Zunächst einmal ist es wichtig, dass du bei deinem Liebling aufkommende Erkrankungen wahrnimmst und dann zum Tierarzt gehst. Damit du die anfallenden Tierarztrechnungen nicht selber bezahlen musst, gibt es eine Hundekrankenversicherung. Diese übernimmt nicht nur die Kosten für die Heilbehandlung, sondern auch für Medikamente. Frag beim Tierarzt genau nach, in welcher Form dein Hund die Medizin einnehmen muss. Kann sie unter Umständen mit dem Trinkwasser verabreicht werden? Musst du Tabletten mörsern, damit du diese unter das Futter mischen kannst? Dürfen Tabletten oder Kapseln zerkleinert werden, so dass sie über die Schleimhäute aufgenommen werden? Oder müssen die Kapseln unbeschadet im Darm ankommen, damit sie dort ihre Wirkung entfalten? Mach dir umfangreich Notizen und scheu dich nicht, den Tierarzt bei Unklarheiten auch zwei, dreimal zu fragen. Es geht schließlich um die Gesundheit deines Lieblings.

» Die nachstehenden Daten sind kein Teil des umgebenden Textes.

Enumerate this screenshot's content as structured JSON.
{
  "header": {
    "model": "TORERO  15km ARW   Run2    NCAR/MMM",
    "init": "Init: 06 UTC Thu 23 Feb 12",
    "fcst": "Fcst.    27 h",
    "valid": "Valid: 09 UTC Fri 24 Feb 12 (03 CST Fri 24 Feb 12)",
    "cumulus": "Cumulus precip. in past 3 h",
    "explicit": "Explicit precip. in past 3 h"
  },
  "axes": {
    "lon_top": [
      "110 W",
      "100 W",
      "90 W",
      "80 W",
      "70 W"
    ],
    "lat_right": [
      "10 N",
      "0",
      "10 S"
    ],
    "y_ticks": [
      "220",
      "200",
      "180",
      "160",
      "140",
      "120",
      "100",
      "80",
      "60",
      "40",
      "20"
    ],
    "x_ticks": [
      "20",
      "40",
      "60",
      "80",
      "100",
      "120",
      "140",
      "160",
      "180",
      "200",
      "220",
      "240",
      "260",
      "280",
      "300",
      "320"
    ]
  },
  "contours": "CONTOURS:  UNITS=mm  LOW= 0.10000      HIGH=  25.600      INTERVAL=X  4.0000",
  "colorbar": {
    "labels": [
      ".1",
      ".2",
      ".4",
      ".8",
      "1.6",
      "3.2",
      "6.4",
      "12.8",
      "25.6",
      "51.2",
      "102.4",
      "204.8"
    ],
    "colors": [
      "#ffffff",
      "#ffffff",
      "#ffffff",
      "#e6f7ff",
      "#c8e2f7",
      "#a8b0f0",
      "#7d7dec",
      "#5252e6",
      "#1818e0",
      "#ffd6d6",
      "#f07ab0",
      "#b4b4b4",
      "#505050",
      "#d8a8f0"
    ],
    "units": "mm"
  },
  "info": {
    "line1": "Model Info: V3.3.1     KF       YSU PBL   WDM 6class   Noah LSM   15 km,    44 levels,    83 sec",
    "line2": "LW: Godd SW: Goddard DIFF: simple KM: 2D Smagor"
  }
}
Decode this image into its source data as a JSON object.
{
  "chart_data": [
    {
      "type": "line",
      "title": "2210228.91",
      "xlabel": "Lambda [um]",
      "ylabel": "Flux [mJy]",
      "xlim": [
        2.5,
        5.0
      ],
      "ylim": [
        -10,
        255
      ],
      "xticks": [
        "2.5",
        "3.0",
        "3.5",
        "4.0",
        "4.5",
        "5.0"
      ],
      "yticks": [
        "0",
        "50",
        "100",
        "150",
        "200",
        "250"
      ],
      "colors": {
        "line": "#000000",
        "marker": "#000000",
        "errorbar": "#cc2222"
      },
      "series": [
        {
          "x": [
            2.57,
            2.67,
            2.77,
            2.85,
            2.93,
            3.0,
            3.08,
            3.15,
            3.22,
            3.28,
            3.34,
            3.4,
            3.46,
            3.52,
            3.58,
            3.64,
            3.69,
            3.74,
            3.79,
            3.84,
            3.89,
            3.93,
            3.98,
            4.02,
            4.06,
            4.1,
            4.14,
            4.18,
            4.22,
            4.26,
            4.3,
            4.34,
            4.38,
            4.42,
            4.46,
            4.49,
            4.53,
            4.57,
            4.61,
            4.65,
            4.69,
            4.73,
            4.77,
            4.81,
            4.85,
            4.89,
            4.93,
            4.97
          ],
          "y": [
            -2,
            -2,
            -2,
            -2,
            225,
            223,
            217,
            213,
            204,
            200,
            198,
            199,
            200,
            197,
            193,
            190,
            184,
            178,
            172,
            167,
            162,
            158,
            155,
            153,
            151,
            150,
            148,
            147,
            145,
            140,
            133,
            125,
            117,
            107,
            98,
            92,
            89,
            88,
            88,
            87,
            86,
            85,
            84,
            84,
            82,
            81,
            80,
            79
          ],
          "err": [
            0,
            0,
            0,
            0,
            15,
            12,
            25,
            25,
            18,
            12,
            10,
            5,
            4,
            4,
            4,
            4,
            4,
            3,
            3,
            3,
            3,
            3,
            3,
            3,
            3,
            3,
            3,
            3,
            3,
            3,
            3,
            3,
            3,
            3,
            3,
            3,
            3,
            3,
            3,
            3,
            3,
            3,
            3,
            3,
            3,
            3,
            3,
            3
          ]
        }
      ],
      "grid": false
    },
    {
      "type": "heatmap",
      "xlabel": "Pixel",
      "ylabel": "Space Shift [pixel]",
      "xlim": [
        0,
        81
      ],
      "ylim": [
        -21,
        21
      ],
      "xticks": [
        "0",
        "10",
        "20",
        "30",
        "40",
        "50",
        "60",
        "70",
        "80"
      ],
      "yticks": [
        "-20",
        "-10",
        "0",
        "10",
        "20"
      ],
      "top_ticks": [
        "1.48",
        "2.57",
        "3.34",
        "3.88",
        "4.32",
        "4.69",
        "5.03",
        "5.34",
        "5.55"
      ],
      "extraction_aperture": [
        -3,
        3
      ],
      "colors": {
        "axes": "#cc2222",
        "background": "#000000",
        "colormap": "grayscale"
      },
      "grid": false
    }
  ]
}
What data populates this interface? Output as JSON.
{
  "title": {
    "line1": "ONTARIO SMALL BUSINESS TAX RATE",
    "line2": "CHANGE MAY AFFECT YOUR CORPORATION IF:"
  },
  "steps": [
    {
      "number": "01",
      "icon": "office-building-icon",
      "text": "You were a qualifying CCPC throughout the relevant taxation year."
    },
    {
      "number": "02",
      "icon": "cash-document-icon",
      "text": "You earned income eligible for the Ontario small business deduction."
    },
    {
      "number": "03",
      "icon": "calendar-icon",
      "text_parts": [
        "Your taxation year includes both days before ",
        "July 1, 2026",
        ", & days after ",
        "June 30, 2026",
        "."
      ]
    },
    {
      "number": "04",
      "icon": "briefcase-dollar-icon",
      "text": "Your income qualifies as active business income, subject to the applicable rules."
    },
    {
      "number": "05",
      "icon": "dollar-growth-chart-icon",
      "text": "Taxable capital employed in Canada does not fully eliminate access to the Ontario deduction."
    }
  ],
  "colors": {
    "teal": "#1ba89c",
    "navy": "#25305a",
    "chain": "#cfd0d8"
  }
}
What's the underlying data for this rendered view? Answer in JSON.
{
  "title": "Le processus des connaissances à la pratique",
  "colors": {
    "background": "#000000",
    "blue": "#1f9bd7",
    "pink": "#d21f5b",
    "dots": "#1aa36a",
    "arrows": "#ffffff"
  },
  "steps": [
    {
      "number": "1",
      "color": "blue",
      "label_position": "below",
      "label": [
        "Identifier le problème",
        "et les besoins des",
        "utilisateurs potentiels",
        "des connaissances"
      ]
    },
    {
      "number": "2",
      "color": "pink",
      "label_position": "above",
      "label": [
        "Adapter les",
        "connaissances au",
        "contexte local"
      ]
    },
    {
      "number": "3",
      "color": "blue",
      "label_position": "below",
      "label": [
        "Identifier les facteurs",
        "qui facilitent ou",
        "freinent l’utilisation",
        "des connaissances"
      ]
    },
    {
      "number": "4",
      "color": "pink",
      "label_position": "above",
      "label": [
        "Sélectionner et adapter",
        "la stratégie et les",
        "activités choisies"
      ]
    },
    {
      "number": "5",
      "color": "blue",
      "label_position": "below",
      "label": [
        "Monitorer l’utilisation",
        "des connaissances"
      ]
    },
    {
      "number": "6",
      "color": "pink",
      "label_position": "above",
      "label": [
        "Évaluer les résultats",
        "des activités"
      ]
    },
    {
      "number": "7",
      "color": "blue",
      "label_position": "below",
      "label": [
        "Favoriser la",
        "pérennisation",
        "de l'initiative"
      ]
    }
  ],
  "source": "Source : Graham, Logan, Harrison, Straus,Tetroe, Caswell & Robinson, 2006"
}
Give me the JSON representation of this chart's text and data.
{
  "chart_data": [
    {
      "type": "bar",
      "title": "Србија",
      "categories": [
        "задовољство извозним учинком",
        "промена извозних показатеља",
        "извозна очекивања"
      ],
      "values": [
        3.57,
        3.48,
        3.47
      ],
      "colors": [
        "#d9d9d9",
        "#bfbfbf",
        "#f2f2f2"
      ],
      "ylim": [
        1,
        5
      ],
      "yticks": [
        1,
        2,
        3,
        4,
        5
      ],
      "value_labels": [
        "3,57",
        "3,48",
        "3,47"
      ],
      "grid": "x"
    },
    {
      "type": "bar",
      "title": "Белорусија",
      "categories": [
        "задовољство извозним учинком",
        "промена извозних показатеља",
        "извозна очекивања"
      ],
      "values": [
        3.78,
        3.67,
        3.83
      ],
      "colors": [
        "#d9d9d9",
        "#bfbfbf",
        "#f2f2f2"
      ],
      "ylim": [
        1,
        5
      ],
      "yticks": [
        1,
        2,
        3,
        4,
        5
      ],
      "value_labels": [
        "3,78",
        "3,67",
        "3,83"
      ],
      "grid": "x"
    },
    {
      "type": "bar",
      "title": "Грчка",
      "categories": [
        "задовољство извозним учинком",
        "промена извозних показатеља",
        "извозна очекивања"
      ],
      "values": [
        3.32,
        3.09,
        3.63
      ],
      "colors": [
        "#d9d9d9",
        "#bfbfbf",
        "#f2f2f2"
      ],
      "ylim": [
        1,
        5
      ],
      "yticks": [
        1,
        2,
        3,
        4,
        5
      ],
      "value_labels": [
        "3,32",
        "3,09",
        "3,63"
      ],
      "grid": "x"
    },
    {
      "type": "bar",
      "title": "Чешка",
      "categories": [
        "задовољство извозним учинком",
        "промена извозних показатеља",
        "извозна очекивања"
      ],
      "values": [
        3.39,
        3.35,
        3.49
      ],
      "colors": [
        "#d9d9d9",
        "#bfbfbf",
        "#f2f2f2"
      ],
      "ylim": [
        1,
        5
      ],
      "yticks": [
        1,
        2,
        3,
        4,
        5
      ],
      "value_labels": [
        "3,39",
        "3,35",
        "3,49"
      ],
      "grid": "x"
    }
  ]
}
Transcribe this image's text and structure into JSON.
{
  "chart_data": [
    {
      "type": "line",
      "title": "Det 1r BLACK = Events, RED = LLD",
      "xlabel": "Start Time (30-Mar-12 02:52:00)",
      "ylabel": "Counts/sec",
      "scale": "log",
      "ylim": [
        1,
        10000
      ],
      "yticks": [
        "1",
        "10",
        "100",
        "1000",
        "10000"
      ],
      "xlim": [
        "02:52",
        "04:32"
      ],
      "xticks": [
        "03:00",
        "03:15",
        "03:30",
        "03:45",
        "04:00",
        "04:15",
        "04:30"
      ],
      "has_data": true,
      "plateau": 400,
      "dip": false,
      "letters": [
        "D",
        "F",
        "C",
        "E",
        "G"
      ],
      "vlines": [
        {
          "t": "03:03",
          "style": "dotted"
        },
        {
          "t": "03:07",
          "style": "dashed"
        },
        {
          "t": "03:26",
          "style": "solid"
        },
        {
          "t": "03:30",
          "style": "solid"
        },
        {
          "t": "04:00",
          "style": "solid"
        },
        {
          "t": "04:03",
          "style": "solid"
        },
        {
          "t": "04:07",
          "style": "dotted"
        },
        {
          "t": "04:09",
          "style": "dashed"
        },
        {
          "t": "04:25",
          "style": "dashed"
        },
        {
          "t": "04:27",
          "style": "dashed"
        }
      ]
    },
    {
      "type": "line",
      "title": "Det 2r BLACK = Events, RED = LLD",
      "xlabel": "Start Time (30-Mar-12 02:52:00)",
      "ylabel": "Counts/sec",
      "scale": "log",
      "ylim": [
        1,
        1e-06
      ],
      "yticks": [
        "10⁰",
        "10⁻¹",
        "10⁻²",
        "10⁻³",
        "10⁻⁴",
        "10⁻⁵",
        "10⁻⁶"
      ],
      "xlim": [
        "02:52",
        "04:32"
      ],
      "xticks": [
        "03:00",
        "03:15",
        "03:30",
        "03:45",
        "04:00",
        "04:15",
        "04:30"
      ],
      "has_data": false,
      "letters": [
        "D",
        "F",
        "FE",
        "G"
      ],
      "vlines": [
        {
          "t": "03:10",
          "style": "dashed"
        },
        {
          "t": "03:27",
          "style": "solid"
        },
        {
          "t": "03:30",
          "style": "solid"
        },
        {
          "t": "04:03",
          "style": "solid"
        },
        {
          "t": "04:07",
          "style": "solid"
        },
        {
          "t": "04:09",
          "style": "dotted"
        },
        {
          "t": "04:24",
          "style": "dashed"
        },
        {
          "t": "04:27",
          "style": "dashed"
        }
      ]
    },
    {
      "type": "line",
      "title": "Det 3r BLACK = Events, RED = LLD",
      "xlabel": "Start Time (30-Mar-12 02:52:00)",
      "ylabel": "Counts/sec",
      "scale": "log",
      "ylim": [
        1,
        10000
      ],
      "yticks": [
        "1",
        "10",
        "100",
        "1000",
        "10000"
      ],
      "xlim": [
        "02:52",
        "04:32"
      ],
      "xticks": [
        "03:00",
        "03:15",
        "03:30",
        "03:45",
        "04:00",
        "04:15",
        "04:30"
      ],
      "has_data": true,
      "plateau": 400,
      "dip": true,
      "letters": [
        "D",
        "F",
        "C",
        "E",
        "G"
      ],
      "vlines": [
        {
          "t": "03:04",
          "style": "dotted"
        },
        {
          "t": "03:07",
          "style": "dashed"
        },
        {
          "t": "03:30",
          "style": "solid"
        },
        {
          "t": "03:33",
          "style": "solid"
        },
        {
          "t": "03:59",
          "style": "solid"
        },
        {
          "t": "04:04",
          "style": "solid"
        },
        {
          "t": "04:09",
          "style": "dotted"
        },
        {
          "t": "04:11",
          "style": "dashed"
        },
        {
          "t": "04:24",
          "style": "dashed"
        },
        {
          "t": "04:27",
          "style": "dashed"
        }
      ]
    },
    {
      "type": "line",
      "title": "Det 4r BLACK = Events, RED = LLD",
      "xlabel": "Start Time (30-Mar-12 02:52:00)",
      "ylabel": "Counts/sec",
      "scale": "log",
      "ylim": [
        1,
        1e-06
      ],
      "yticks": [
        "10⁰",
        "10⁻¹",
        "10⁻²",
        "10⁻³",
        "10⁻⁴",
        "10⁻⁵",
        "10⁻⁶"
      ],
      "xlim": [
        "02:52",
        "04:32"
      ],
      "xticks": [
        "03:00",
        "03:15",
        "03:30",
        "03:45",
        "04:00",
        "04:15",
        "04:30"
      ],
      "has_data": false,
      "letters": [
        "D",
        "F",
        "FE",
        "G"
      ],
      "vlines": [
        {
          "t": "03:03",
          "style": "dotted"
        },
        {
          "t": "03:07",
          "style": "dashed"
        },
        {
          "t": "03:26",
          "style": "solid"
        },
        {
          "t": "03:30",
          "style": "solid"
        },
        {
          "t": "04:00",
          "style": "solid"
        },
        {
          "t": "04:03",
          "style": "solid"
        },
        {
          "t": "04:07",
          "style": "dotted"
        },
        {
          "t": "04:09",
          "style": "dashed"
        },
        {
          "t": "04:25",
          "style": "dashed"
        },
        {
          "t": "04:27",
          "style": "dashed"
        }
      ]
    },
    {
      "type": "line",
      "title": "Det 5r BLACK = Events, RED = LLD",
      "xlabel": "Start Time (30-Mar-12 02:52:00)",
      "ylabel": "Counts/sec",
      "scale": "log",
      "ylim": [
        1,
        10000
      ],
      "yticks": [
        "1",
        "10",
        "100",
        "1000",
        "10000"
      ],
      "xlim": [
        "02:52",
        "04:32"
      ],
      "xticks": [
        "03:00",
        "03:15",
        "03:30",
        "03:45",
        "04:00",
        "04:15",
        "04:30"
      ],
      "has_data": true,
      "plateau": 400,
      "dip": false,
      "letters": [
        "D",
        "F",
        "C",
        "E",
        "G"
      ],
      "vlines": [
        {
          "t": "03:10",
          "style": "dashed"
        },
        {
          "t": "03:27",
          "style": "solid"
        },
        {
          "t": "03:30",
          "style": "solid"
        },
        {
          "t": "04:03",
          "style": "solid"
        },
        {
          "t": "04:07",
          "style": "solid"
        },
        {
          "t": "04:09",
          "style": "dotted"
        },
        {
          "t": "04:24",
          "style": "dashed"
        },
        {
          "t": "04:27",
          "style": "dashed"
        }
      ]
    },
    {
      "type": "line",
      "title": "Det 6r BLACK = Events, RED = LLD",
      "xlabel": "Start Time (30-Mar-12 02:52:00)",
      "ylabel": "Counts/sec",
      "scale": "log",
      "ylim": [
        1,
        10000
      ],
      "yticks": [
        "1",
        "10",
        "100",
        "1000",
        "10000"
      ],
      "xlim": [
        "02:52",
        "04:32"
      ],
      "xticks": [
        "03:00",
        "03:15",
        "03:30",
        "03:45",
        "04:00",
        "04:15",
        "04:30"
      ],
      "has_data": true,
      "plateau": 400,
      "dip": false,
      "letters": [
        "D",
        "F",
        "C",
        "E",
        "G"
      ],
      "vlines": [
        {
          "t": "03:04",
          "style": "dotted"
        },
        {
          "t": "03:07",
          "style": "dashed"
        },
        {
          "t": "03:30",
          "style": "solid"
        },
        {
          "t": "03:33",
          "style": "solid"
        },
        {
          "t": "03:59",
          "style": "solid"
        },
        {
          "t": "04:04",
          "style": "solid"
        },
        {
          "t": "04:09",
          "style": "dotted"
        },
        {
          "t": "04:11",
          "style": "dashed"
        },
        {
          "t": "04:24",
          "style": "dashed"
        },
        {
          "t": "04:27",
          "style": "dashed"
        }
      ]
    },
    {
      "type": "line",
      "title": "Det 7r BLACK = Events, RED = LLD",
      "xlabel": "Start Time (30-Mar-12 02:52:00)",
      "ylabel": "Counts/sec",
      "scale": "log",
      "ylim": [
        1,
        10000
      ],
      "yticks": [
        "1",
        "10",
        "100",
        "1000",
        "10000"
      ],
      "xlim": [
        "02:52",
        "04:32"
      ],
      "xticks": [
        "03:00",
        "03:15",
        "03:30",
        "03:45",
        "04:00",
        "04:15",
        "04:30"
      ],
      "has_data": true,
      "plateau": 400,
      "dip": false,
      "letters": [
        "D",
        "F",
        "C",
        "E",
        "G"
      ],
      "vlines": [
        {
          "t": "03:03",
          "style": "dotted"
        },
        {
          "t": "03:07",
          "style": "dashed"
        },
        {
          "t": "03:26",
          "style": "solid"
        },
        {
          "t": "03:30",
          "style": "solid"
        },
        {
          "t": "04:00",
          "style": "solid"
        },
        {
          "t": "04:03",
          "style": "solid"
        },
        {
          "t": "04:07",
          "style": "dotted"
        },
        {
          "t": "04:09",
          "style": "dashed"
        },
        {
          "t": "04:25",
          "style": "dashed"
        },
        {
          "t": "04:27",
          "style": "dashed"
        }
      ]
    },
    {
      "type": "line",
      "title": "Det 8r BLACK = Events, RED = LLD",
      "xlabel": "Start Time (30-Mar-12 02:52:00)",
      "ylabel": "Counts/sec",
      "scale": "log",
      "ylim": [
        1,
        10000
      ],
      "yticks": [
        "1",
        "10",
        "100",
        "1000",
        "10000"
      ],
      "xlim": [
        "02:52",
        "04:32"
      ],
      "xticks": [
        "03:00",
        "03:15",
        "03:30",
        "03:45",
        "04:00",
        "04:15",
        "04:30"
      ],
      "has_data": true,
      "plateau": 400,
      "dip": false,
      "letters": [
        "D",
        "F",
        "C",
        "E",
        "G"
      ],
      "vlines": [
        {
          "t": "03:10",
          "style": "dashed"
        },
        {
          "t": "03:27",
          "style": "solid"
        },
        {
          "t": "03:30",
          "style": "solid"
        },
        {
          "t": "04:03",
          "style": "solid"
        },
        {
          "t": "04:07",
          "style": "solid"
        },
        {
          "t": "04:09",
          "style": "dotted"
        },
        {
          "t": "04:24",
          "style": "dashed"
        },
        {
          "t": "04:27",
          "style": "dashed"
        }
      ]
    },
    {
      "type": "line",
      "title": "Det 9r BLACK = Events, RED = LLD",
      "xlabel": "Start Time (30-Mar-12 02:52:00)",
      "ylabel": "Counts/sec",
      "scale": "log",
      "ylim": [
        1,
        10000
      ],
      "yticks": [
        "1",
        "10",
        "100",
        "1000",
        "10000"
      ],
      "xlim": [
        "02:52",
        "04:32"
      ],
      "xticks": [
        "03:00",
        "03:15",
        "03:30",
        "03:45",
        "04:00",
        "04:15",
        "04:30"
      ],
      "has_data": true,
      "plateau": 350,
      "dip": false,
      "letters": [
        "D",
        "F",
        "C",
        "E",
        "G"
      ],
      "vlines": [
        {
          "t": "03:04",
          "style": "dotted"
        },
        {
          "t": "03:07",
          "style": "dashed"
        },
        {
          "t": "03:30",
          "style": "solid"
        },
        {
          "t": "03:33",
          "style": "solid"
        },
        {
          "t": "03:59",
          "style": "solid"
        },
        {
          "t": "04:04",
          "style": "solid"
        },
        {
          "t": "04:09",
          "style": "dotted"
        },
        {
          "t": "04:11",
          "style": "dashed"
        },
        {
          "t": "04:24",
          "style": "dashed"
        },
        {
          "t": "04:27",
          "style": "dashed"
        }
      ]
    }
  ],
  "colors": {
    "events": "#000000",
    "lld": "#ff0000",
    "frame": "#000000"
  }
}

Wenn Tabletten auf Ablehnung stoßen - so überlistest du deinen Hund

Gut, wenn Tabletten oder andere Medikamente nicht pur, sondern mit der Nahrung aufgenommen werden können. Das lässt schon mal den teilweise bitteren Geschmack übertünchen. Manchmal sind unsere Vierbeiner aber doch so clever und merken, dass da etwas mit dem Futter oder Trinken nicht stimmt. Sie verschmähen es. Irgendwie muss die Medizin aber nun aufgenommen werden. Dazu kannst du ein wenig Fleischbrühe zusätzlich in das Trinkwasser oder in das Futter mischen. Das verdeckt nicht nur andere Düfte, sondern regt auch den Appetit deines Hundes an. Achte darauf, dass du aber nicht mal eben einen gehäuften Teelöffel dort untermischst: Eine Messerspitze tut es auch.

Medikamente spielerisch aufnehmen?

Hunde spielen gerne. Das können wir uns natürlich zunutze machen, wenn es darum geht, unseren Liebling auszutricksen. Das klingt vielleicht ein bisschen gemein, aber geht nicht anders. Wenn es um die Aufnahme von Tabletten geht, ist auch mal etwas Fantasie gefragt. Du kannst eine Tablette beispielsweise in eine Minifrikadelle hineindrücken. Lass deinen Liebling ein paar Kommandos ausführen, die er kennt. Als Belohnung erhält er die kleine Frikadelle und die Medizin ist geschluckt. Daneben gibt es im Tierfutterhandel mittlerweile auch sogenannte Tabletten-Leckerlis. Diese haben in der Mitte ein Loch, in das Tabletten hineingedrückt werden können. Wir denken, dass es aber auch mit den üblichen Belohnungen und Leckerlis funktionieren wird. Dafür musst du dich nicht großartig in Unkosten stürzen.

Sanfte Gewalt bei Medikamenten?

Manchmal ist unser Vierbeiner ein Schlitzohr und lässt sich partout nicht austricksen, was die Aufnahme von Tabletten angeht. Dann müssen wir ein wenig sanfte Gewalt anwenden. Öffne dazu den Fang deines Lieblings, indem du die Lefzen mit einer Hand leicht umfasst und etwas Druck ausübst. Dein Hund öffnet sein Maul. Hebe den Kopf deines Hundes leicht an und lege die Tablette so weit wie möglich hinten auf die Zunge. Massiere anschließend sanft den Kehlkopf, damit löst du den Schluckreflex aus.

Ähnlich kannst du vorgehen, wenn die Medizin in Tropfenform oder als Saft aufgenommen werden muss. Füll die erforderliche Menge in eine Pipette und drück dann die Medizin seitlich in den Fang. Hebst du dabei den Kopf an, so muss dein Hund zwangsläufig schlucken. Weg ist die Medizin. Da diese Methode aber - wie eingangs beschrieben - ein bisschen mit Nachdruck verbunden ist – musst du deinen Liebling nach erfolgter Verabreichung der Medizin loben und belohnen. So bleibt dieser Vorgang für ihn positiv in Erinnerung.